Gallegos also kept himself awake listening to rap music. In the Toyota's tape deck was Season of Da Siccness, an album by Brotha Lynch Hung, an obscure, underground gangsta rapper. Gallegos reportedly had told some friends that his favorite song was "Locc 2 da brain." It was a far cry from the music Kris Bryant says Gallegos liked to listen to around the house. She recalls that his favorite tape was Your Holiness Surrounds Me, a collection of easy-listening songs with Christian lyrics. Jeb Bryant blames rap music for practically the entire incident, saying, "I talk about rap music as a disease on society."

Long after the Gallegos murders, when Josh Turville's family came to pick up the Toyota, Josh's father, Steve, turned the key in the ignition, and rap music blared at full blast. His wife, Mary, was standing nearby. "I thought it sounded like something out of the pit of Hell," she says.

As dawn broke Tuesday, Joe Gallegos drove over the foothills into the Front Range metropolis and headed north to Greeley. The only people who knew something might be wrong were turning cold in Bayfield.

Gallegos arrived in Greeley mid-morning and walked without incident to the fourth floor of McCowen Hall on the UNC campus. He knocked on Hocker's door, and when her roommate, Elizabeth Rieboldt, answered, he pushed his way in, she later told police. Heidi was gone; she was giving some privacy to Rieboldt and her boyfriend. Gallegos paced around the small room for a few moments and asked for a pop, saying he was thirsty. They gave him one, and he reached into his pocket and took more pills. The two scared students asked what they were. "They're my crazy pills," he replied. By the end of the day, he would take forty times the maximum recommended number of pills, according to a toxicology report.

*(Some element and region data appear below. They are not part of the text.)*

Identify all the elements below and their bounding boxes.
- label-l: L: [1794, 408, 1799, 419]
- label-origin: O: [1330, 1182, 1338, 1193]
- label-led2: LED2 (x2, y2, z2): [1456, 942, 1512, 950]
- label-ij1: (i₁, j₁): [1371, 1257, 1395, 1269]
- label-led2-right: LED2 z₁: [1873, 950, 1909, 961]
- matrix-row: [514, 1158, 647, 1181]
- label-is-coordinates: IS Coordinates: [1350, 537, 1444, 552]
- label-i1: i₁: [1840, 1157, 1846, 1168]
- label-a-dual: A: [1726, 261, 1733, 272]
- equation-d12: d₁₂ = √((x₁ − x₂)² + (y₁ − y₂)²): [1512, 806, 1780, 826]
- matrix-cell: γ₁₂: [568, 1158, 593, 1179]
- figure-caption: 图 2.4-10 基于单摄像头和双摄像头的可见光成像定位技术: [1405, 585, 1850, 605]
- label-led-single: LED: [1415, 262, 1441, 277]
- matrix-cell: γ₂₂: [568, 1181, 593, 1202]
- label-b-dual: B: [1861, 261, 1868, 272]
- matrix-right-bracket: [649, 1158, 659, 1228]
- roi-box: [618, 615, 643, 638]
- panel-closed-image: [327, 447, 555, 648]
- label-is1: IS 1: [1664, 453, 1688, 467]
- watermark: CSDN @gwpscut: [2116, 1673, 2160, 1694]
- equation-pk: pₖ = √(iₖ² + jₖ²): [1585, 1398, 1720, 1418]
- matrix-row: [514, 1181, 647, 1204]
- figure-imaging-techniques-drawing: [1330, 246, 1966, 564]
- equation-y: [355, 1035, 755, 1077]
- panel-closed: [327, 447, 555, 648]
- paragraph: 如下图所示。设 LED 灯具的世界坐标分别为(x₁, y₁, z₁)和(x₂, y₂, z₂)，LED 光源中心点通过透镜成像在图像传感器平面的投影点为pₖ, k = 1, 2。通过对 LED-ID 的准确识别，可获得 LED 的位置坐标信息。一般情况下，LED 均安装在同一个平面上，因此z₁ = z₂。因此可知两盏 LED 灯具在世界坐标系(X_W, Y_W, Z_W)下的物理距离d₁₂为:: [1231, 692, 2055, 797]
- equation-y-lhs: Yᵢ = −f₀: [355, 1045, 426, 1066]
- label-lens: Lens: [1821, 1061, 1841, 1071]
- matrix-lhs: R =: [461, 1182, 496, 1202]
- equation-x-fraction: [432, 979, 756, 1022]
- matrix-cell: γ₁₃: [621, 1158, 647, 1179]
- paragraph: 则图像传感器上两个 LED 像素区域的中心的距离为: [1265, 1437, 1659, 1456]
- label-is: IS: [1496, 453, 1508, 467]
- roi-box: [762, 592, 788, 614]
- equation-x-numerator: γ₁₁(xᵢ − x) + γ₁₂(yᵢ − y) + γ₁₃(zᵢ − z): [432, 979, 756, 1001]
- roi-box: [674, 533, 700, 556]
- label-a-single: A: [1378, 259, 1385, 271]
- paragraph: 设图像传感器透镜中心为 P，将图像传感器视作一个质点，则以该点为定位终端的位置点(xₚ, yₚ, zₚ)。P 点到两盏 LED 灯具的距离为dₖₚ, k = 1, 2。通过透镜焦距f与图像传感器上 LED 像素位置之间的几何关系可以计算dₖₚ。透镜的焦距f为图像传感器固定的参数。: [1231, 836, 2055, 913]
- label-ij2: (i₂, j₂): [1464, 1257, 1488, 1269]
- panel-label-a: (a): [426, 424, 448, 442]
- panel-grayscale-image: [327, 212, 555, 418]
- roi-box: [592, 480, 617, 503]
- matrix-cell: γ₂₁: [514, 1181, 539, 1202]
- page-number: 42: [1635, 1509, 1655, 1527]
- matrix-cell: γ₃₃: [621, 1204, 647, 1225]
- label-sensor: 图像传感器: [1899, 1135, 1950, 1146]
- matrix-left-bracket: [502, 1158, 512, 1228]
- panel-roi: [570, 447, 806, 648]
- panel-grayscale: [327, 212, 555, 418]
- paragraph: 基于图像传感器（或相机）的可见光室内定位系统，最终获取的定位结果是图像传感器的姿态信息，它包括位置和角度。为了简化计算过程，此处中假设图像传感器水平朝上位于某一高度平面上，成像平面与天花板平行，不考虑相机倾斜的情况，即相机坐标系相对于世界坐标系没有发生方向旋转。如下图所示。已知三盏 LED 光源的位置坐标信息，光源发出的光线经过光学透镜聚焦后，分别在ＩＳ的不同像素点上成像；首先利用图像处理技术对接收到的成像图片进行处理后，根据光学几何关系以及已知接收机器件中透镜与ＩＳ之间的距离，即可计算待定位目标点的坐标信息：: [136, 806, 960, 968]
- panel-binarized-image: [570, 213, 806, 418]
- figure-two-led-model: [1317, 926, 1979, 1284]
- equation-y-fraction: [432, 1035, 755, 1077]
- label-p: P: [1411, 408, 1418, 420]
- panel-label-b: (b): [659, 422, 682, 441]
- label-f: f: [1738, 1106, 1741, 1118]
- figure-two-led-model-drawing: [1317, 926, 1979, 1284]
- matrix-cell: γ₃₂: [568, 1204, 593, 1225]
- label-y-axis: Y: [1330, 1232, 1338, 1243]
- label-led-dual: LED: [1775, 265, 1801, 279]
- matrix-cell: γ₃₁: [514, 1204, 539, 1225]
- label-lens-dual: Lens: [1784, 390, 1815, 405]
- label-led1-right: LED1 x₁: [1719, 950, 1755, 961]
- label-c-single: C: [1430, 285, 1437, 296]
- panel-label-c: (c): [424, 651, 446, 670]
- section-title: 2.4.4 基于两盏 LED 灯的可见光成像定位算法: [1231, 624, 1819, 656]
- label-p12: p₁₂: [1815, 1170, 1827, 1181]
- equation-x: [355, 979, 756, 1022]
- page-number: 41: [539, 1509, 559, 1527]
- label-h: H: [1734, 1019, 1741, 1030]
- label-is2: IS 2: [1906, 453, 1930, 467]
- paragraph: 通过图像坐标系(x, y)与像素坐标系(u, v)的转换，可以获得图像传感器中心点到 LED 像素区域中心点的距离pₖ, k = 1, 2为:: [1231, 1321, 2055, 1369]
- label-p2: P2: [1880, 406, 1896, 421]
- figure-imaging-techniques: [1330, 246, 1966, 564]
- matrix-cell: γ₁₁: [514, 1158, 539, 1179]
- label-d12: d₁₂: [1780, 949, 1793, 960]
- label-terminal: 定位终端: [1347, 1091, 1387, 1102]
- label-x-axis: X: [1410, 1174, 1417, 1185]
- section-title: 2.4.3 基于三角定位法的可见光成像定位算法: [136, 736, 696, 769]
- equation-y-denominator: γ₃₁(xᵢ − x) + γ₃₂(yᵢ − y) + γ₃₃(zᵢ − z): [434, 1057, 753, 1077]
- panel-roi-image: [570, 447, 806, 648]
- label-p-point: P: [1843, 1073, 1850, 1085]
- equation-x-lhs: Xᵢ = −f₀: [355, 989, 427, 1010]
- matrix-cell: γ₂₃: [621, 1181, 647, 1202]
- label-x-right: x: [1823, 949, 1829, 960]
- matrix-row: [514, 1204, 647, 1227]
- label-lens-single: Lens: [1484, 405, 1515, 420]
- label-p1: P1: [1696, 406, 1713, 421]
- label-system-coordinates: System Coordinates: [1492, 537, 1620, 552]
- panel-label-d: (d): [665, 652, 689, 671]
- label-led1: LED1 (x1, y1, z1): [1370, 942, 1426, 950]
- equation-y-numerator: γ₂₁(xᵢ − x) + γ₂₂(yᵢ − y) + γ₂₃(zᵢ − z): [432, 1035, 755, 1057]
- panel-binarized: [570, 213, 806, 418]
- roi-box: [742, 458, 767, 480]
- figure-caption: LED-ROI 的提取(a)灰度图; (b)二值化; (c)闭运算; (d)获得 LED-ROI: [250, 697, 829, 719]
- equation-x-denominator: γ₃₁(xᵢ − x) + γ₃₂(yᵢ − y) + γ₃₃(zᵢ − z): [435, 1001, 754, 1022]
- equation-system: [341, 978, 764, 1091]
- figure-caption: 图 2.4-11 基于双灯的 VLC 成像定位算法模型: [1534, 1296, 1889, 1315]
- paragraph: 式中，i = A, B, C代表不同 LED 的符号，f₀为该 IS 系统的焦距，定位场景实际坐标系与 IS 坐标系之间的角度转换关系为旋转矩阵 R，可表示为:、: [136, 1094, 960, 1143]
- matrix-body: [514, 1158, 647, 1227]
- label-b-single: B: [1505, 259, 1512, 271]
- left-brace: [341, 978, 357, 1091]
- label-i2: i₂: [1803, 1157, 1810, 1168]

When he left the room to look for Heidi, Rieboldt called her--she was in a friend's room--to tell her "Crazy Joe" was here and he looked like hell.

"I was like, 'Oh, no--why is he annoying me so much?'" Hocker recalls. She came back to her room and waited with her roommate and the boyfriend for Gallegos to return. She says she didn't feel threatened enough to call police or even alert campus security, because she was planning to just tell him to go away.